In 1882, Smith, Hirsch and Co. reorganized as the Karluk Packing Co. and shipped the building materials, tin, tools and skilled Chinese tinsmiths to Karluk. From then on, most of their salmon was destined for cans, not barrels. One side of the tri-partite label pictures a jumping salmon, proudly advertising that there are “Karluk Red Salmon” within the can. The Kodiak commercial seafood industry thus had a foothold.

Karluk salmon were caught in beach seines, a fact that the label’s epinomious horseshoe might be hinting at. Oral tradition holds that horses were used to haul in beach seines at Karluk in the early years of the commercial salmon fishery. Imagine the condition of the horses once they arrived at the Karluk Spit, after spending around two weeks aboard cramped sailing ship heading north from California. It could be the horses were actually shipped from Astoria, the horse seining capital of the salmon fishery. In Astoria, fishermen replaced ploughs with seines, harnessing draft horses to haul in gargantuan Columbia River Chinooks. This certainly made the agricultural overtones within “harvesting the sea” more than allegorical.

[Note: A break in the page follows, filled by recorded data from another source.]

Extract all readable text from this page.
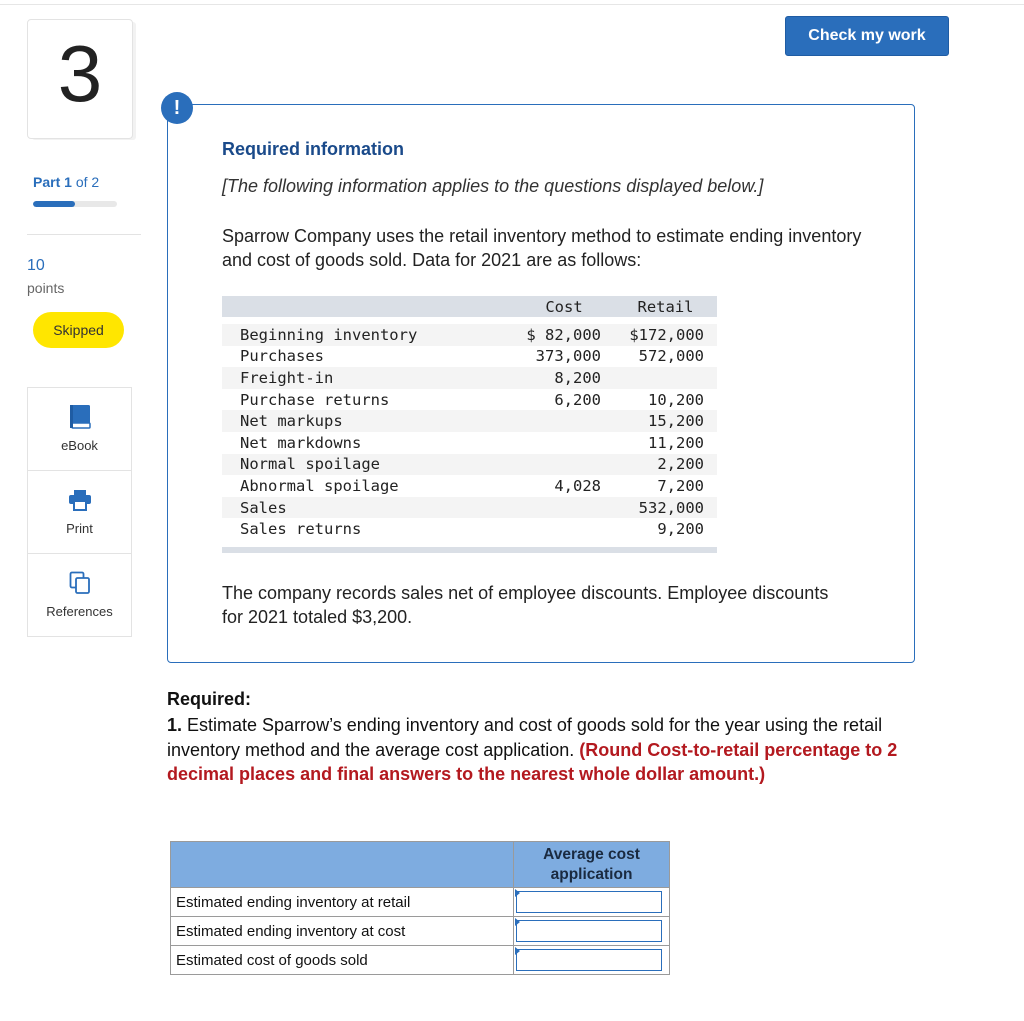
3
Part 1 of 2
10
points
Skipped
eBook
Print
References
Check my work
!
Required information
[The following information applies to the questions displayed below.]
Sparrow Company uses the retail inventory method to estimate ending inventory and cost of goods sold. Data for 2021 are as follows:
	Cost	Retail

Beginning inventory	$ 82,000	$172,000
Purchases	373,000	572,000
Freight-in	8,200	
Purchase returns	6,200	10,200
Net markups		15,200
Net markdowns		11,200
Normal spoilage		2,200
Abnormal spoilage	4,028	7,200
Sales		532,000
Sales returns		9,200

The company records sales net of employee discounts. Employee discounts for 2021 totaled $3,200.
Required:
1. Estimate Sparrow’s ending inventory and cost of goods sold for the year using the retail inventory method and the average cost application. (Round Cost-to-retail percentage to 2 decimal places and final answers to the nearest whole dollar amount.)
	Average cost application
Estimated ending inventory at retail	

Estimated ending inventory at cost	

Estimated cost of goods sold	
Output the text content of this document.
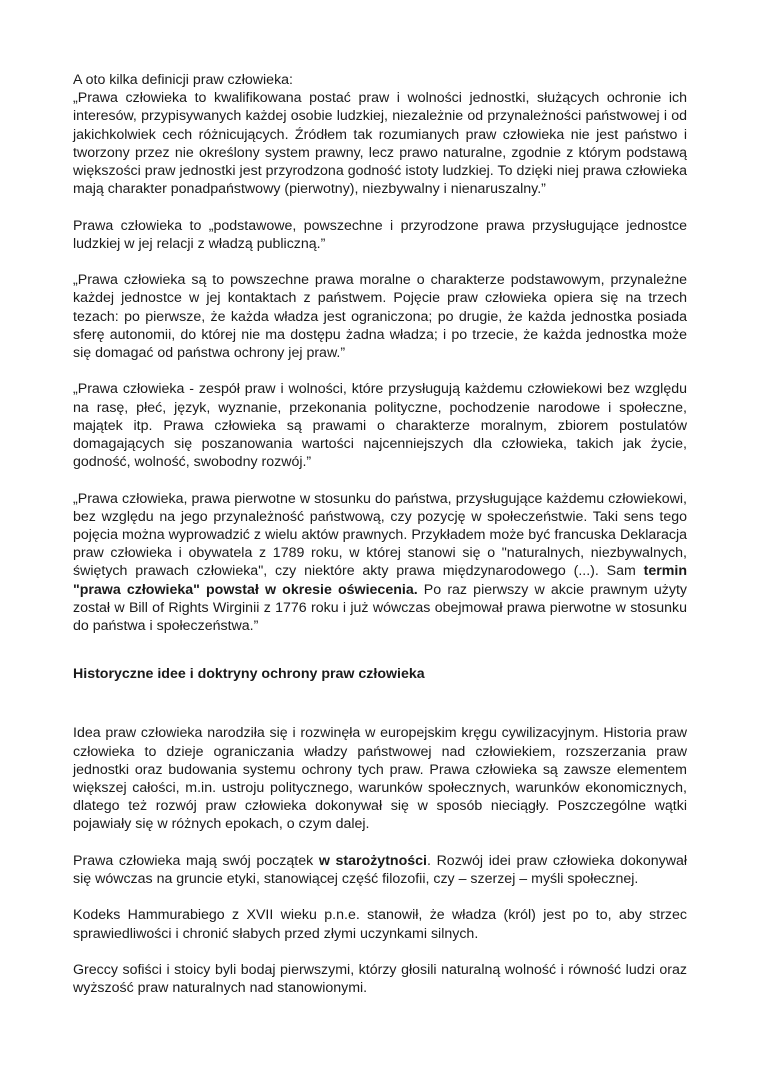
A oto kilka definicji praw człowieka:
„Prawa człowieka to kwalifikowana postać praw i wolności jednostki, służących ochronie ich interesów, przypisywanych każdej osobie ludzkiej, niezależnie od przynależności państwowej i od jakichkolwiek cech różnicujących. Źródłem tak rozumianych praw człowieka nie jest państwo i tworzony przez nie określony system prawny, lecz prawo naturalne, zgodnie z którym podstawą większości praw jednostki jest przyrodzona godność istoty ludzkiej. To dzięki niej prawa człowieka mają charakter ponadpaństwowy (pierwotny), niezbywalny i nienaruszalny.”

Prawa człowieka to „podstawowe, powszechne i przyrodzone prawa przysługujące jednostce ludzkiej w jej relacji z władzą publiczną.”

„Prawa człowieka są to powszechne prawa moralne o charakterze podstawowym, przynależne każdej jednostce w jej kontaktach z państwem. Pojęcie praw człowieka opiera się na trzech tezach: po pierwsze, że każda władza jest ograniczona; po drugie, że każda jednostka posiada sferę autonomii, do której nie ma dostępu żadna władza; i po trzecie, że każda jednostka może się domagać od państwa ochrony jej praw.”

„Prawa człowieka - zespół praw i wolności, które przysługują każdemu człowiekowi bez względu na rasę, płeć, język, wyznanie, przekonania polityczne, pochodzenie narodowe i społeczne, majątek itp. Prawa człowieka są prawami o charakterze moralnym, zbiorem postulatów domagających się poszanowania wartości najcenniejszych dla człowieka, takich jak życie, godność, wolność, swobodny rozwój.”

„Prawa człowieka, prawa pierwotne w stosunku do państwa, przysługujące każdemu człowiekowi, bez względu na jego przynależność państwową, czy pozycję w społeczeństwie. Taki sens tego pojęcia można wyprowadzić z wielu aktów prawnych. Przykładem może być francuska Deklaracja praw człowieka i obywatela z 1789 roku, w której stanowi się o "naturalnych, niezbywalnych, świętych prawach człowieka", czy niektóre akty prawa międzynarodowego (...). Sam termin "prawa człowieka" powstał w okresie oświecenia. Po raz pierwszy w akcie prawnym użyty został w Bill of Rights Wirginii z 1776 roku i już wówczas obejmował prawa pierwotne w stosunku do państwa i społeczeństwa.”

Historyczne idee i doktryny ochrony praw człowieka

Idea praw człowieka narodziła się i rozwinęła w europejskim kręgu cywilizacyjnym. Historia praw człowieka to dzieje ograniczania władzy państwowej nad człowiekiem, rozszerzania praw jednostki oraz budowania systemu ochrony tych praw. Prawa człowieka są zawsze elementem większej całości, m.in. ustroju politycznego, warunków społecznych, warunków ekonomicznych, dlatego też rozwój praw człowieka dokonywał się w sposób nieciągły. Poszczególne wątki pojawiały się w różnych epokach, o czym dalej.

Prawa człowieka mają swój początek w starożytności. Rozwój idei praw człowieka dokonywał się wówczas na gruncie etyki, stanowiącej część filozofii, czy – szerzej – myśli społecznej.

Kodeks Hammurabiego z XVII wieku p.n.e. stanowił, że władza (król) jest po to, aby strzec sprawiedliwości i chronić słabych przed złymi uczynkami silnych.

Greccy sofiści i stoicy byli bodaj pierwszymi, którzy głosili naturalną wolność i równość ludzi oraz wyższość praw naturalnych nad stanowionymi.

When creating their Horseshoe Brand label, who knows if Smith and Hirsch were honoring the work of their fishing horses or merely hoping that the horseshoe would bring the fledgling enterprise a measure of luck. It seems to have accomplished the latter, since when the Karluk Packing Co. joined the Alaska Packers Association in 1893, the cannery had packed more salmon than any other in Alaska up to that point.